A Assembleia da República foi palco, nesta terça-feira, de um debate intenso e controverso em torno da proposta de legalização da poligamia em Moçambique, tema que voltou a dividir opiniões entre deputados, organizações sociais, líderes religiosos e cidadãos.
A sessão parlamentar, realizada em Maputo, decorreu num ambiente marcado por fortes intervenções políticas e posições divergentes sobre o reconhecimento legal de uniões poligâmicas no país.

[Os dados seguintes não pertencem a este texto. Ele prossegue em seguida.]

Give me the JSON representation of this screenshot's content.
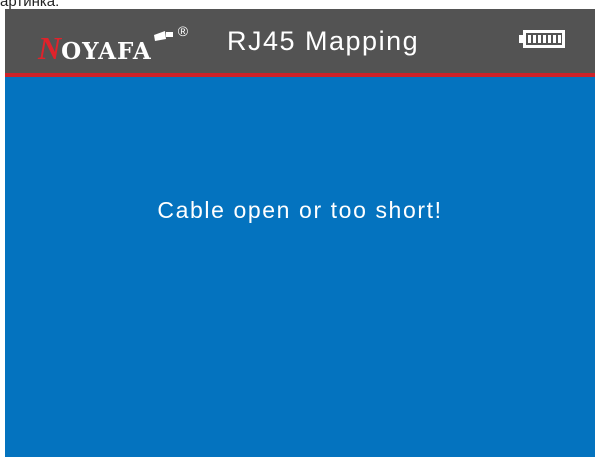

Durante o debate, a deputada Isabel, da bancada parlamentar da FRELIMO, chamou atenção ao defender a necessidade de uma abordagem “realista e culturalmente contextualizada” sobre o assunto. Numa intervenção que rapidamente ganhou repercussão pública, a parlamentar declarou:
“Temos que compartilhar os homens.”
A frase provocou reacções imediatas dentro do plenário, incluindo murmúrios, críticas e manifestações de apoio entre diferentes sectores políticos.

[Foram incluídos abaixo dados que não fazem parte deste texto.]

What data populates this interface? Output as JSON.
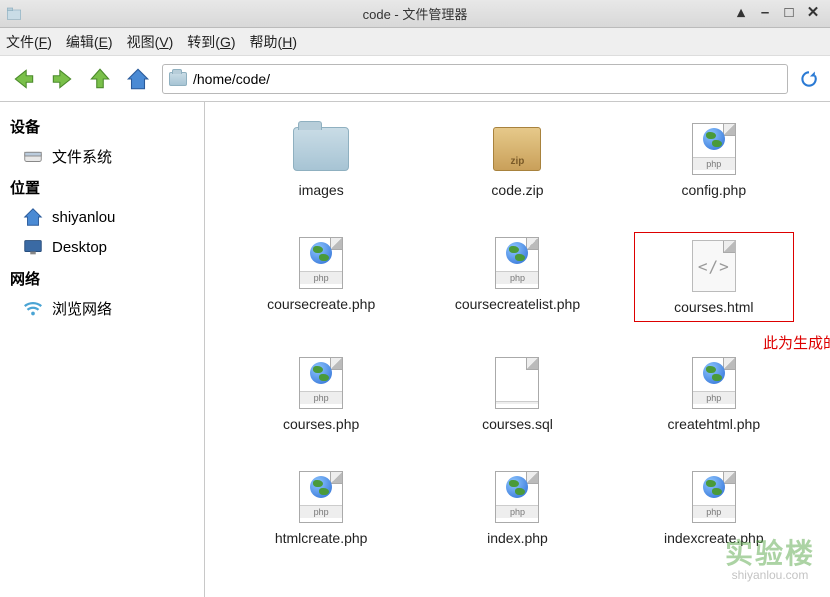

Segundo a deputada, a discussão sobre a poligamia não deve ser tratada apenas sob perspectivas morais ou religiosas, mas também como uma questão social profundamente ligada às práticas culturais existentes em várias regiões do país.
“A realidade moçambicana mostra que muitas famílias já vivem em contextos poligâmicos informais. Ignorar isso é fechar os olhos àquilo que acontece nas comunidades”, argumentou.

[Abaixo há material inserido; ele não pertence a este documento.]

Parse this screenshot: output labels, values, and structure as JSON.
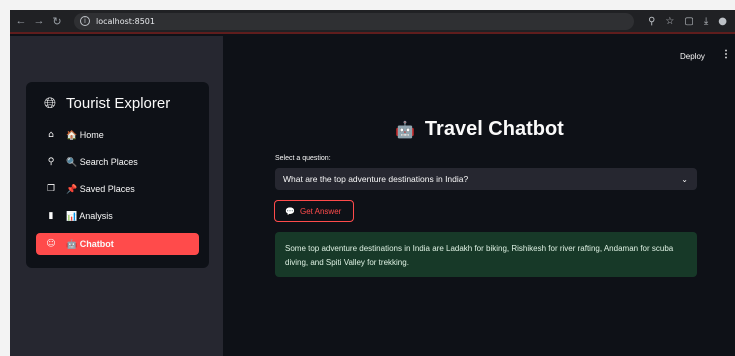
{
  "browser": {
    "back_icon": "arrow-left-icon",
    "forward_icon": "arrow-right-icon",
    "reload_icon": "reload-icon",
    "url": "localhost:8501",
    "icons": [
      "zoom-icon",
      "star-icon",
      "extensions-icon",
      "download-icon",
      "profile-icon"
    ]
  },
  "header": {
    "deploy_label": "Deploy",
    "menu_icon": "⋮"
  },
  "sidebar": {
    "title": "Tourist Explorer",
    "title_icon": "globe-icon",
    "items": [
      {
        "label": "🏠 Home",
        "icon": "home-icon",
        "active": false
      },
      {
        "label": "🔍 Search Places",
        "icon": "search-icon",
        "active": false
      },
      {
        "label": "📌 Saved Places",
        "icon": "bookmark-icon",
        "active": false
      },
      {
        "label": "📊 Analysis",
        "icon": "bar-chart-icon",
        "active": false
      },
      {
        "label": "🤖 Chatbot",
        "icon": "robot-icon",
        "active": true
      }
    ]
  },
  "main": {
    "title": "Travel Chatbot",
    "title_icon": "robot-icon",
    "select_label": "Select a question:",
    "selected_question": "What are the top adventure destinations in India?",
    "button_label": "Get Answer",
    "answer_text": "Some top adventure destinations in India are Ladakh for biking, Rishikesh for river rafting, Andaman for scuba diving, and Spiti Valley for trekking."
  },
  "colors": {
    "accent": "#ff4b4b",
    "background": "#0e1117",
    "sidebar": "#262730",
    "success_bg": "#173928"
  }
}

Debate divide parlamento e sociedade
A proposta reacendeu um debate antigo sobre os limites entre tradição cultural, direitos das mulheres e legislação familiar em Moçambique.
Deputados da oposição criticaram duramente a possibilidade de legalização da poligamia, defendendo que a medida poderá representar retrocessos nos avanços ligados à igualdade de género e à protecção da mulher.
Organizações da sociedade civil também começaram a reagir. Alguns grupos feministas consideram que a proposta pode institucionalizar práticas de desigualdade dentro das relações conjugais, enquanto sectores conservadores defendem que o reconhecimento legal apenas formalizaria uma realidade já existente em várias comunidades rurais.
Especialistas em direito da família afirmam que qualquer alteração legislativa exigirá uma ampla consulta pública e possíveis revisões no actual Código da Família.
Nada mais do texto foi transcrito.